Overall, at the initial stage of the marketization process, governments participated extensively in economic operations, which alleviated the misallocation of resources, market failures, and other phenomena caused by the undeveloped market mechanism and effectively boosted economic growth. After the middle stage of the marketization process, the market plays a major role in resource allocation, which promotes the effective circulation of the means of production and improves economic efficiency. The functions of governments and markets are relevant to different economic development situations, and both have great significance for high-quality agricultural development. Therefore, this paper proposes the following:

Hypothesis 2.

In the relationship between the government and the market, the government’s regulatory degree may promote or hinder high-quality agricultural development.

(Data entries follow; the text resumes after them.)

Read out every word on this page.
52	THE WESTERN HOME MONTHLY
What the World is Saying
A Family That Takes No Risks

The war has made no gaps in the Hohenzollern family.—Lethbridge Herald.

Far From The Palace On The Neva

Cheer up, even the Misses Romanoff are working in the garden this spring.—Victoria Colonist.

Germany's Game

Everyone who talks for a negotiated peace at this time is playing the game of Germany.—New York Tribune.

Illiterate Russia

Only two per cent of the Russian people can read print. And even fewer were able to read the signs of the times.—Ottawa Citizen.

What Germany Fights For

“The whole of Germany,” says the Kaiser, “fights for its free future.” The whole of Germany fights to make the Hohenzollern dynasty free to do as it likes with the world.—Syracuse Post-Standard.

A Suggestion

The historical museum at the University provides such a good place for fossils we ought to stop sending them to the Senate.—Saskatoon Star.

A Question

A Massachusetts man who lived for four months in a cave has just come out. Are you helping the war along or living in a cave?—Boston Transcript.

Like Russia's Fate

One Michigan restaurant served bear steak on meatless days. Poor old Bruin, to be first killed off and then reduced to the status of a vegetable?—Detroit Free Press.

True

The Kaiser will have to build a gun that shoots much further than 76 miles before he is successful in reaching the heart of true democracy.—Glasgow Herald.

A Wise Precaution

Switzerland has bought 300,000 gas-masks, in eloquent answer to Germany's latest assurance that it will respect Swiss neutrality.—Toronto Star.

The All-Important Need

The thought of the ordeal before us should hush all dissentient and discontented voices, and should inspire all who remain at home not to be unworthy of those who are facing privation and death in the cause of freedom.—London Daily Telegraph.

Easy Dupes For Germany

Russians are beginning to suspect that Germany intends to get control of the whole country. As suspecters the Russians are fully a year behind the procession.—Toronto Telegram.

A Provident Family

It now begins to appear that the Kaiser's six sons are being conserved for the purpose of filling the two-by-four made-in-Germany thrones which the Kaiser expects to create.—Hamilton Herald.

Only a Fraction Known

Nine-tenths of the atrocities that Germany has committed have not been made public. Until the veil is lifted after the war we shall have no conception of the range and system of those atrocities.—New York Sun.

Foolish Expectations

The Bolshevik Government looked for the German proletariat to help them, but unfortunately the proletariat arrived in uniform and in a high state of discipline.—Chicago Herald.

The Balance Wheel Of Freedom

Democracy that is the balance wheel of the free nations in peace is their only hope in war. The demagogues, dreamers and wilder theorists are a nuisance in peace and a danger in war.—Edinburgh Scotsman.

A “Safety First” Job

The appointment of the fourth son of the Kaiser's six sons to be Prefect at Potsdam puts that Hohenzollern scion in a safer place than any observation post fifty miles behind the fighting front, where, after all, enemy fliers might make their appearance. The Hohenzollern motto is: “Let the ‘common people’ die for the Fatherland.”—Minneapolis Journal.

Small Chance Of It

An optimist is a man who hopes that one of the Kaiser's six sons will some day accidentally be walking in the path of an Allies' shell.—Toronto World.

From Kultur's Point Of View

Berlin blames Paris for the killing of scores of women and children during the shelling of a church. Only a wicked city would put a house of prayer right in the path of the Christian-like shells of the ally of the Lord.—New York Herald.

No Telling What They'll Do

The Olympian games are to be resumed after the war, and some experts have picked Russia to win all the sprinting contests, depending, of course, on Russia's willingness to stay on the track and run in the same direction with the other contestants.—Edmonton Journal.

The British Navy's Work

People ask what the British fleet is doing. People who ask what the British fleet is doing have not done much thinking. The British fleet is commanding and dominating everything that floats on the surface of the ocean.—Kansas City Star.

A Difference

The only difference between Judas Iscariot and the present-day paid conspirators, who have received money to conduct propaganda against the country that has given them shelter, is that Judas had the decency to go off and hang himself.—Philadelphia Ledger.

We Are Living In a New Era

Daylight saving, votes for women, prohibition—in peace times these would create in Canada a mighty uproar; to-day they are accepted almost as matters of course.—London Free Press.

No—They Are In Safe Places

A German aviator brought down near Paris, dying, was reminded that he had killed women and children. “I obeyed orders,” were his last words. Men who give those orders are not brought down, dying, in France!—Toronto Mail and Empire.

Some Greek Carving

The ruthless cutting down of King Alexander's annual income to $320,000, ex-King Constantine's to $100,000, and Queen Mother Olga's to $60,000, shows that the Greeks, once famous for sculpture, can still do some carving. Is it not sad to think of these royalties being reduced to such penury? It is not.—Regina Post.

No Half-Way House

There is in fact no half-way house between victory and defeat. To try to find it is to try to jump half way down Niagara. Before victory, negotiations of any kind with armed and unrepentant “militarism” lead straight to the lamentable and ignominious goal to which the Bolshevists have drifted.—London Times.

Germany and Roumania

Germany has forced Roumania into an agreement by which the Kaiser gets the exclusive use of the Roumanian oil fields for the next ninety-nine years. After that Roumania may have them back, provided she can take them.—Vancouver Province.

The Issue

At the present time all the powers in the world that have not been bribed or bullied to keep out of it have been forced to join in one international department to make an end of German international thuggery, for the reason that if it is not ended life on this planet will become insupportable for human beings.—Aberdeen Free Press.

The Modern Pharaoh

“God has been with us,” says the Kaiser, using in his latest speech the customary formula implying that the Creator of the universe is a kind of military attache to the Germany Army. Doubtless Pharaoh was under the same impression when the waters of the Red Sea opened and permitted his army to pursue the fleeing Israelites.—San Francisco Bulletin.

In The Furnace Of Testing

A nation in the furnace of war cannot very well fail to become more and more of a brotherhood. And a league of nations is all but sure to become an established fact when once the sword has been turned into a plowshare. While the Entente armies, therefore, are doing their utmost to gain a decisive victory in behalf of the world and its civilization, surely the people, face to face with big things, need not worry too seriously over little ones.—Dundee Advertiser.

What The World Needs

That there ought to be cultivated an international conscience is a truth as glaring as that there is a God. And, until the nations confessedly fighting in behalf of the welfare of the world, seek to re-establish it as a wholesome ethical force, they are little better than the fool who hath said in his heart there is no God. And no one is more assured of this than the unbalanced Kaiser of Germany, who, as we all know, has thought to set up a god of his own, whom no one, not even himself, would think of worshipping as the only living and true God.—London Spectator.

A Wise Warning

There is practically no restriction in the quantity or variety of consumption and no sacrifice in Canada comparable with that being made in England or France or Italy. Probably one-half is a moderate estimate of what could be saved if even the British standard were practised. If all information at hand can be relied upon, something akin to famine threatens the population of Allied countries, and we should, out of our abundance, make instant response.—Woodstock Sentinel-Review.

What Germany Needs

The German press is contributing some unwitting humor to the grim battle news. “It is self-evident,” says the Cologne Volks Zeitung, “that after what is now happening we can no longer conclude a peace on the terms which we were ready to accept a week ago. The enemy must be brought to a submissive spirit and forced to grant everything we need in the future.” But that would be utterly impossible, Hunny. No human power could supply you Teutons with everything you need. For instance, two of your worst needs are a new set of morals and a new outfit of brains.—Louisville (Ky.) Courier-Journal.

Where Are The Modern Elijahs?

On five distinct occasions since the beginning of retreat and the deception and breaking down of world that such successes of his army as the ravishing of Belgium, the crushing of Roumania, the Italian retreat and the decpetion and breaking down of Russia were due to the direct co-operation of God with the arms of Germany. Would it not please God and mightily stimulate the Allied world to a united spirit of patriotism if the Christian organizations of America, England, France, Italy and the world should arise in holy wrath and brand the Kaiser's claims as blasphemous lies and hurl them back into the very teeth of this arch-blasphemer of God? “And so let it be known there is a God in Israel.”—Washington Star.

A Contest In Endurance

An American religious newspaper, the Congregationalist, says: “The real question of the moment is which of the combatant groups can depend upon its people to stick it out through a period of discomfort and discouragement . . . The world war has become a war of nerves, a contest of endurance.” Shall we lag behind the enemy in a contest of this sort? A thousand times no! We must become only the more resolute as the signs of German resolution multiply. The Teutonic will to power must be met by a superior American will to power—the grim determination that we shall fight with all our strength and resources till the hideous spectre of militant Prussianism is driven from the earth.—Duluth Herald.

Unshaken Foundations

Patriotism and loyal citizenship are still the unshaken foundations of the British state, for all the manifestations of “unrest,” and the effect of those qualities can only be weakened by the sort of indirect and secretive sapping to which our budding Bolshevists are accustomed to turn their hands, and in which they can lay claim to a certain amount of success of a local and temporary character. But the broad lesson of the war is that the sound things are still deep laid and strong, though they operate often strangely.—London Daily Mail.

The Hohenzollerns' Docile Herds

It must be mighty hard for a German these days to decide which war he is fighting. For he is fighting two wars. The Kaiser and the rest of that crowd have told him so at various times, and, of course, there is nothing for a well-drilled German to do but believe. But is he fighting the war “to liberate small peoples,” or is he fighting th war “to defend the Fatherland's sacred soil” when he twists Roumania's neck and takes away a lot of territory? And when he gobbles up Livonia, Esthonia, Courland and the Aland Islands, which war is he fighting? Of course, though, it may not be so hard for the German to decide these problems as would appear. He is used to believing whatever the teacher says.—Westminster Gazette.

3.3. The Mechanism by Which the Development of the Non-State-Owned Economy Influences High-Quality Agricultural Development

Enterprises of all forms of ownership coexist in transition economies [51,52]. Among them, state-owned enterprises and non-state-owned enterprises are the leading force of national economic development, competing with each other in all industries. In China’s economic reform, the non-state-owned economy has played an important role [53]. It accounts for 75 percent of China’s total output. The rapid development of the non-state-owned economy has prompted the rural population to migrate to cities. The total labor force engaged in agricultural production has declined, which has led to an increase in agricultural productivity. The labor force flowing into the non-state-owned economy lowers the labor price and thus promotes the development of the labor market. The development of the labor market has improved the efficiency of labor factor allocation. Additionally, this further boosts the development of the non-state-owned economy, forming a virtuous cycle. High-quality agricultural development requires continuous improvement in the efficiency of agricultural production. It can be seen from the facts of agricultural development in China, that the development of the non-state-owned economy is closely related to the improvement in agricultural production efficiency. Therefore, this paper proposes the following:

Hypothesis 3.

The development of the non-state-owned economy may boost high-quality agricultural development.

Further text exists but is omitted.